- The Washington Times - Saturday, May 18, 2002

COLUMBIA, S.C. (AP) Tim Urton gets some satisfaction out of seeing the Verizon Wireless Inc. television pitchman traveling back roads and repeatedly asking folks back at the office, "Can you hear me now?"

After all, he says, imitation is the sincerest form of flattery.

Mr. Urton is one of about 60 drivers who cruise Verizon's service area from Texas to New England in high-tech station wagons outfitted with banks of cell phones and computers.

Every 170 seconds, the phones dial out or receive a call to test the clarity and reliability of the company's service.

The process is expensive and time-consuming, but success in the crowded wireless market hinges on the fewest dropped calls and dead spots in the broadest service areas.

"We know we have holes in our system," Mr. Urton says. "We know our competitors have holes in their systems. Our job is to get out there and fill the holes."

Despite a growing number of mobile-phone users more than 123 million and plunging per-minute prices, wireless service in the United States can be surprisingly mediocre when compared, for example, with the European variety.

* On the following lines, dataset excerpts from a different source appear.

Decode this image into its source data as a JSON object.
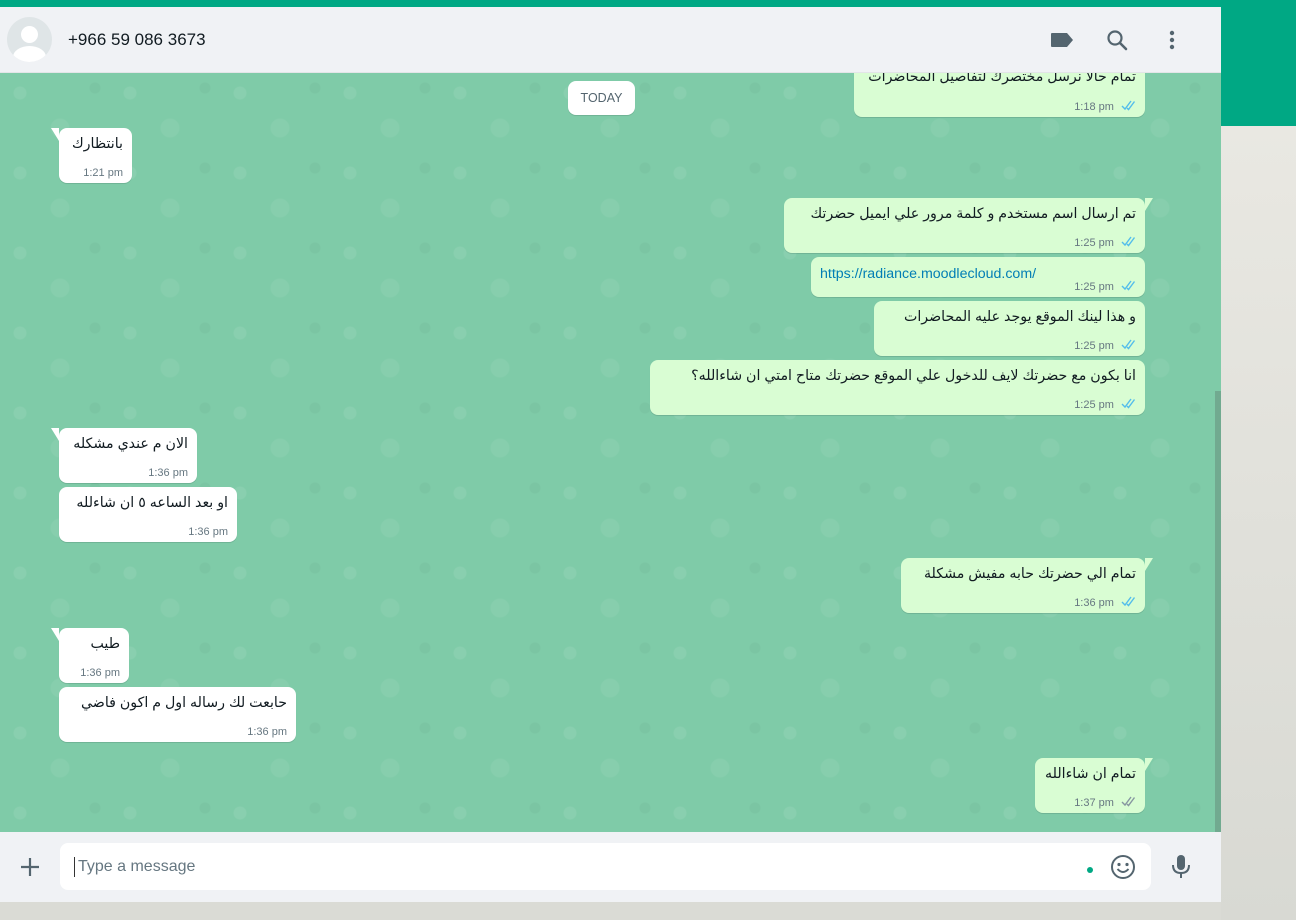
{
  "header": {
    "contact_name": "+966 59 086 3673",
    "icons": [
      "label-icon",
      "search-icon",
      "menu-icon"
    ]
  },
  "chat": {
    "partial_top_message": {
      "text": "تمام حالا نرسل مختصرك لتفاصيل المحاضرات",
      "time": "1:18 pm"
    },
    "date_divider": "TODAY",
    "messages": [
      {
        "dir": "in",
        "text": "بانتظارك",
        "time": "1:21 pm"
      },
      {
        "dir": "out",
        "text": "تم ارسال اسم مستخدم و كلمة مرور علي ايميل حضرتك",
        "time": "1:25 pm"
      },
      {
        "dir": "out",
        "text": "https://radiance.moodlecloud.com/",
        "time": "1:25 pm",
        "is_link": true
      },
      {
        "dir": "out",
        "text": "و هذا لينك الموقع يوجد عليه المحاضرات",
        "time": "1:25 pm"
      },
      {
        "dir": "out",
        "text": "انا بكون مع حضرتك لايف للدخول علي الموقع حضرتك متاح امتي ان شاءالله؟",
        "time": "1:25 pm"
      },
      {
        "dir": "in",
        "text": "الان م عندي مشكله",
        "time": "1:36 pm"
      },
      {
        "dir": "in",
        "text": "او بعد الساعه ٥ ان شاءلله",
        "time": "1:36 pm"
      },
      {
        "dir": "out",
        "text": "تمام الي حضرتك حابه مفيش مشكلة",
        "time": "1:36 pm"
      },
      {
        "dir": "in",
        "text": "طيب",
        "time": "1:36 pm"
      },
      {
        "dir": "in",
        "text": "حابعت لك رساله اول م اكون فاضي",
        "time": "1:36 pm"
      },
      {
        "dir": "out",
        "text": "تمام ان شاءالله",
        "time": "1:37 pm"
      }
    ]
  },
  "footer": {
    "placeholder": "Type a message",
    "icons": [
      "plus-icon",
      "emoji-icon",
      "mic-icon"
    ]
  },
  "colors": {
    "brand": "#00a884",
    "outgoing_bubble": "#d9fdd3",
    "incoming_bubble": "#ffffff",
    "chat_background": "#7fcba8",
    "read_ticks": "#53bdeb",
    "link": "#027eb5"
  }
}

According to the J.D. Power and Associates customer survey, the cost per minute for wireless service in the United States has dropped from 56 cents in 1995 to 14 cents last year. In the survey's latest results from last year, more than half the households in the 25 largest U.S. markets had wireless phone service.

Wireless companies are seeing their income per customer drop, and the cost of getting and keeping customers increase, according to J.D. Power and Associates. It put the cost of acquiring each customer at $350 to $475.

Verizon isn't the only company looking for holes.

Cingular Wireless, based in Atlanta, does some of its own testing. "It's part scientific and part burning a lot of tire rubber," spokesman Clay Owen says.

Cingular also uses third-party tester Telephia Inc., a 4-year-old wireless-market-analysis firm that says it observes 1 billion wireless calls a day on average.

Telephia sells its to subscribers and does not release it to the public, company spokesman Alex Van Kroh says. Mr. Owen says Telephia is to the wireless industry what Nielsen ratings are to the television business.

But Verizon, the country's No. 1 wireless company, with nearly 29 million customers, prefers to use its own people, company spokeswoman Brenda Raney says.

Verizon's high-profile signal testing is also good marketing, independent industry analyst Jeff Kagan says, as it battles to discourage what the industry calls churn customers changing providers.

Churn can run as high as 30 percent a year and is a big problem for the wireless sector, Mr. Kagan says. Customers will leave for as little as $10 a month savings. But that changes if customers think they are getting larger coverage area from one provider.

"That's job number one; that's the tires on the car," Mr. Kagan says.

Most of Verizon's road warriors have engineering experience, but Miss Raney says their enthusiasm for their work sets them apart.

"You can't outsource that," she says.

Mr. Urton drives about 6,000 miles a month. Much of that is in rush-hour traffic in major cities in the Carolinas and western Virginia.

And the program is not cheap.

Mr. Urton's car, a Ford Taurus wagon with two silver boxes holding eight phones and two laptop computers, costs about $270,000. It costs $15 a mile to operate, as well.

Each 2½-minute call handled by the Taurus' phones yields 600 lines of data that detail the signal availability, clarity and speed of connection, as well as which cell tower is being used to complete a call.

Verizon doesn't always have the best signal, Miss Raney says, and that's why the road warriors are out there.

"We put $8 billion into our network in the past two years," she said. "We want to know where we stand in every market."